Phase III trials of Ocrevus show efficacy and safety in multiple sclerosis.

Ocrevus data from all clinical trials consistently show a favorable benefit-risk profile over eight years. Genentech and research partners will also present four late-breaking abstracts to share the latest data regarding COVID-19 and vaccine response in patients treated with Ocrevus.

Long-term Ocrevus treatment continues to demonstrate sustained reduction in disability progression and suppression of disease activity in people with RMS. Earlier intervention with Ocrevus resulted in a 35% reduction in the risk of patients with RMS needing a walking aid over 7.5 years compared with patients who switched from interferon beta-1a to Ocrevus after the 96-week double-blind period (5.2% vs. 7.0%, respectively; 95% CI: 0.65 [0.44–0.97]; p=0.034). The risk was measured by the length of time until a person reached a score on the Expanded Disability Status Scale of 6 or greater (EDSS at least 6) that was sustained for at least 48 weeks in a post-hoc analysis.
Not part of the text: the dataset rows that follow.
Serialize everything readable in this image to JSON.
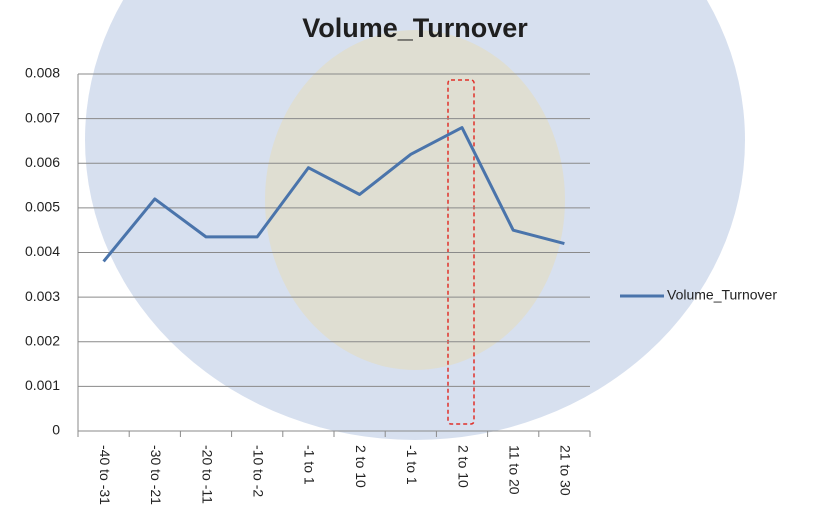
{
  "chart_data": {
    "type": "line",
    "title": "Volume_Turnover",
    "categories": [
      "-40 to -31",
      "-30 to -21",
      "-20 to -11",
      "-10 to -2",
      "-1 to 1",
      "2 to 10",
      "-1 to 1",
      "2 to 10",
      "11 to 20",
      "21 to 30"
    ],
    "series": [
      {
        "name": "Volume_Turnover",
        "color": "#4a74ab",
        "values": [
          0.0038,
          0.0052,
          0.00435,
          0.00435,
          0.0059,
          0.0053,
          0.0062,
          0.0068,
          0.0045,
          0.0042
        ]
      }
    ],
    "ylim": [
      0,
      0.008
    ],
    "yticks": [
      0,
      0.001,
      0.002,
      0.003,
      0.004,
      0.005,
      0.006,
      0.007,
      0.008
    ],
    "grid": true,
    "legend": "right"
  }
}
Data also showed that switching from interferon beta-1a to Ocrevus at the start of the OLE period was associated with a rapid and robust reduction in annualized relapse rate (ARR) that was maintained through the 5.5-year OLE period. ARR was 0.2 pre-switch, 0.1 after one year of Ocrevus treatment and 0.03 after 5.5 years of Ocrevus treatment in the OLE. Ocrevus continuers maintained a low ARR of 0.03 after 7.5 years of Ocrevus treatment.
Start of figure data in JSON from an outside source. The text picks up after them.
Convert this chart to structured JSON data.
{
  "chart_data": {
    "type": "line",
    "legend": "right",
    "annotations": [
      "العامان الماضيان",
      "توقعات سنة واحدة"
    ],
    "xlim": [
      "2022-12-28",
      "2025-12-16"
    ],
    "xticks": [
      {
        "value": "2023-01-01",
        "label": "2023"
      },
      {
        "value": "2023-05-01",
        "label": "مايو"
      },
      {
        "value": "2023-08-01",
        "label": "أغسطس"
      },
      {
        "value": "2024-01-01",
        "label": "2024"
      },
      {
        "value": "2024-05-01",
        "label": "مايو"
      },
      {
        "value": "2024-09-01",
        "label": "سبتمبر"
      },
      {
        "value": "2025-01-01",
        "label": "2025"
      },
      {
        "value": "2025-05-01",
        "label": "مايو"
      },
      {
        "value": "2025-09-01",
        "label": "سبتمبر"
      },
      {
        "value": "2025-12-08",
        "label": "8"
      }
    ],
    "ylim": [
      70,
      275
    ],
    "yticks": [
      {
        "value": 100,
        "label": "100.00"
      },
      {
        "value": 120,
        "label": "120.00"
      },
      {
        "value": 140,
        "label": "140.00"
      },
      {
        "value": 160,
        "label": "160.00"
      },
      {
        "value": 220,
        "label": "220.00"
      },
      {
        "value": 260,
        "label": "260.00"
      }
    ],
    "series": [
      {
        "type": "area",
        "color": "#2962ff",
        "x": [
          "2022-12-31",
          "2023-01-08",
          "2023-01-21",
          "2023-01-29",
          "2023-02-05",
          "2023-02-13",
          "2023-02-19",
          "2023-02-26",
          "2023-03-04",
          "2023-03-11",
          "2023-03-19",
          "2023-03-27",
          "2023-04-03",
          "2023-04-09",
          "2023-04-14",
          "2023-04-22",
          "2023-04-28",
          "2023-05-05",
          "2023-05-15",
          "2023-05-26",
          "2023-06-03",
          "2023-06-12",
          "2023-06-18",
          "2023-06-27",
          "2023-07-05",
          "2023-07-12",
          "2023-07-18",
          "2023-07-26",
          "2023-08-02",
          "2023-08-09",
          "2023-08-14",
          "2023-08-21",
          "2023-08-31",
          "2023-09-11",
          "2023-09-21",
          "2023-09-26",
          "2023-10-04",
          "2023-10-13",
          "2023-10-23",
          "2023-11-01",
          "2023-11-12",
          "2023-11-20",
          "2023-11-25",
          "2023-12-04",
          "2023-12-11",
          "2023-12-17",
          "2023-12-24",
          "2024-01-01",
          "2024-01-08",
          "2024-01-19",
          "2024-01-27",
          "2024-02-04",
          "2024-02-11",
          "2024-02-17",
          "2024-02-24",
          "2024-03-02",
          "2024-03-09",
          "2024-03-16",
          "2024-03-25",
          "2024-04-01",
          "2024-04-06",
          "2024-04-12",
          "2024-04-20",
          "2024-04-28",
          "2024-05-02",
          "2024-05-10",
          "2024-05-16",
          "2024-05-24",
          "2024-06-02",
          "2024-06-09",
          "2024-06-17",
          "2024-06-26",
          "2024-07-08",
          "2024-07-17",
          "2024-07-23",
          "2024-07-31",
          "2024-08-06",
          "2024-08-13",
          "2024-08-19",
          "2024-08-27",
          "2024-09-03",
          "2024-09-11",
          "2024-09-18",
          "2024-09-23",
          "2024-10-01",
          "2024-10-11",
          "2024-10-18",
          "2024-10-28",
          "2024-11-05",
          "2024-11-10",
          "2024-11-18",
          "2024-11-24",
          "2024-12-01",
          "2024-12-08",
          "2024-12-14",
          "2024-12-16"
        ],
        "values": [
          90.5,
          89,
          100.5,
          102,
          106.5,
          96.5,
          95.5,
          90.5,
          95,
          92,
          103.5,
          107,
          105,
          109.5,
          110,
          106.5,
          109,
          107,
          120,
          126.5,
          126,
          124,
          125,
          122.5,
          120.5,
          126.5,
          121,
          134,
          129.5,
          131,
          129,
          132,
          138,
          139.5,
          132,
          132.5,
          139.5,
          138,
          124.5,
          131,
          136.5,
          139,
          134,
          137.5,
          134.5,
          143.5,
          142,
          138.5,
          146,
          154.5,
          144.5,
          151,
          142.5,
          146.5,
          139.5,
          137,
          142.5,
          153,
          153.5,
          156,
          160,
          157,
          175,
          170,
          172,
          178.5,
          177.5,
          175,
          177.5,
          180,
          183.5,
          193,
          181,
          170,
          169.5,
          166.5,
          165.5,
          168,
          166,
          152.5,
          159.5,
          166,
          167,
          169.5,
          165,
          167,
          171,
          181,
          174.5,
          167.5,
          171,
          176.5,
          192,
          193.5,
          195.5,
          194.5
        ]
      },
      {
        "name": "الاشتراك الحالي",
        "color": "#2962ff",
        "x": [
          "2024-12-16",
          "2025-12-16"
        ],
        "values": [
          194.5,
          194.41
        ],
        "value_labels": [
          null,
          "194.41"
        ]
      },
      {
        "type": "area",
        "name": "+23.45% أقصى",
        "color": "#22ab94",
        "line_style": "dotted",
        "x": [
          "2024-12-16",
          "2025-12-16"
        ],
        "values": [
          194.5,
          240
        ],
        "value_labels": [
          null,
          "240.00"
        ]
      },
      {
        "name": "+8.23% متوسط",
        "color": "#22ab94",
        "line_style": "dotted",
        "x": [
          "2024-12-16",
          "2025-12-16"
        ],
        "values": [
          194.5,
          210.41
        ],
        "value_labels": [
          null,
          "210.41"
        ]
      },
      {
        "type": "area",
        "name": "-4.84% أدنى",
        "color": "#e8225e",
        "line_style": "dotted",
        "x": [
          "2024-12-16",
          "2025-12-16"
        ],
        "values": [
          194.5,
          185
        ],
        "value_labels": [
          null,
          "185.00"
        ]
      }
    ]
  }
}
After eight years, outcomes continue to favor early and ongoing treatment with Ocrevus to slow disability progression in people with PPMS. Earlier intervention with Ocrevus resulted in a 29% reduction in 48-week confirmed disability progression (CDP) in patients with PPMS over eight years compared with patients who switched to Ocrevus from placebo after the double-blind period of at least 120 weeks (95% CI: 0.71 [0.57–0.87]; p=0.001). A 24% (95% CI: 0.76 [0.62–0.92]; p=0.005) reduced risk of recurrent 48-week CDP (re-baselining EDSS after onset of CDP event) was seen in patients who were continuously treated with Ocrevus compared with those who switched from placebo. Many people with PPMS eventually transition into a wheelchair; therefore, maintaining the ability to use their hands and arms is important for these patients. Upper limb disability progression, measured by the nine-hole peg test (9-HPT), was also reduced in patients who were continuously treated with Ocrevus compared with those who switched from placebo (95% CI: 0.66 [0.50–0.86] respectively; p=0.002).
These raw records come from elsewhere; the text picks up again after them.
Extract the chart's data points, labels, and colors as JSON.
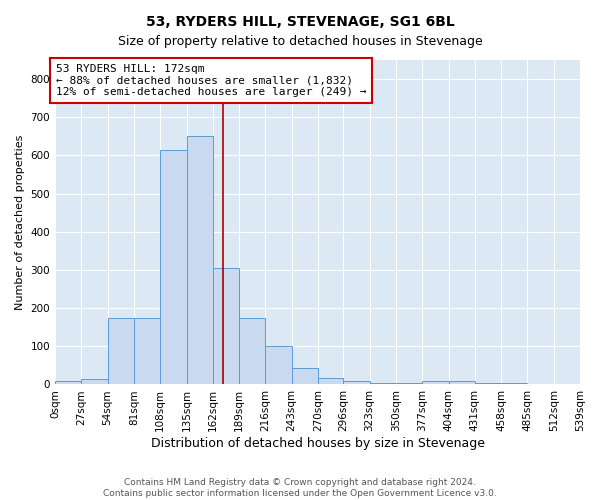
{
  "title": "53, RYDERS HILL, STEVENAGE, SG1 6BL",
  "subtitle": "Size of property relative to detached houses in Stevenage",
  "xlabel": "Distribution of detached houses by size in Stevenage",
  "ylabel": "Number of detached properties",
  "bin_edges": [
    0,
    27,
    54,
    81,
    108,
    135,
    162,
    189,
    216,
    243,
    270,
    296,
    323,
    350,
    377,
    404,
    431,
    458,
    485,
    512,
    539
  ],
  "bar_heights": [
    8,
    13,
    175,
    175,
    615,
    650,
    305,
    175,
    100,
    43,
    18,
    8,
    5,
    5,
    8,
    10,
    5,
    3,
    2,
    2
  ],
  "bar_color": "#c8d9f0",
  "bar_edge_color": "#5b9bd5",
  "property_size": 172,
  "vline_color": "#aa0000",
  "annotation_line1": "53 RYDERS HILL: 172sqm",
  "annotation_line2": "← 88% of detached houses are smaller (1,832)",
  "annotation_line3": "12% of semi-detached houses are larger (249) →",
  "annotation_box_color": "white",
  "annotation_box_edge_color": "#cc0000",
  "ylim": [
    0,
    850
  ],
  "yticks": [
    0,
    100,
    200,
    300,
    400,
    500,
    600,
    700,
    800
  ],
  "background_color": "#dce9f5",
  "footer_text": "Contains HM Land Registry data © Crown copyright and database right 2024.\nContains public sector information licensed under the Open Government Licence v3.0.",
  "title_fontsize": 10,
  "subtitle_fontsize": 9,
  "xlabel_fontsize": 9,
  "ylabel_fontsize": 8,
  "tick_fontsize": 7.5,
  "annotation_fontsize": 8,
  "footer_fontsize": 6.5
}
New safety data as of November 2020 will be presented, representing 5,688 patients with RMS and PPMS and 21,675 patient-years of exposure to Ocrevus, across all Ocrevus clinical trials. These findings further demonstrate the consistently favorable benefit-risk profile of Ocrevus over eight years.

These data are being presented virtually at the 37th Congress of the European Committee for Treatment and Research in Multiple Sclerosis (ECTRIMS).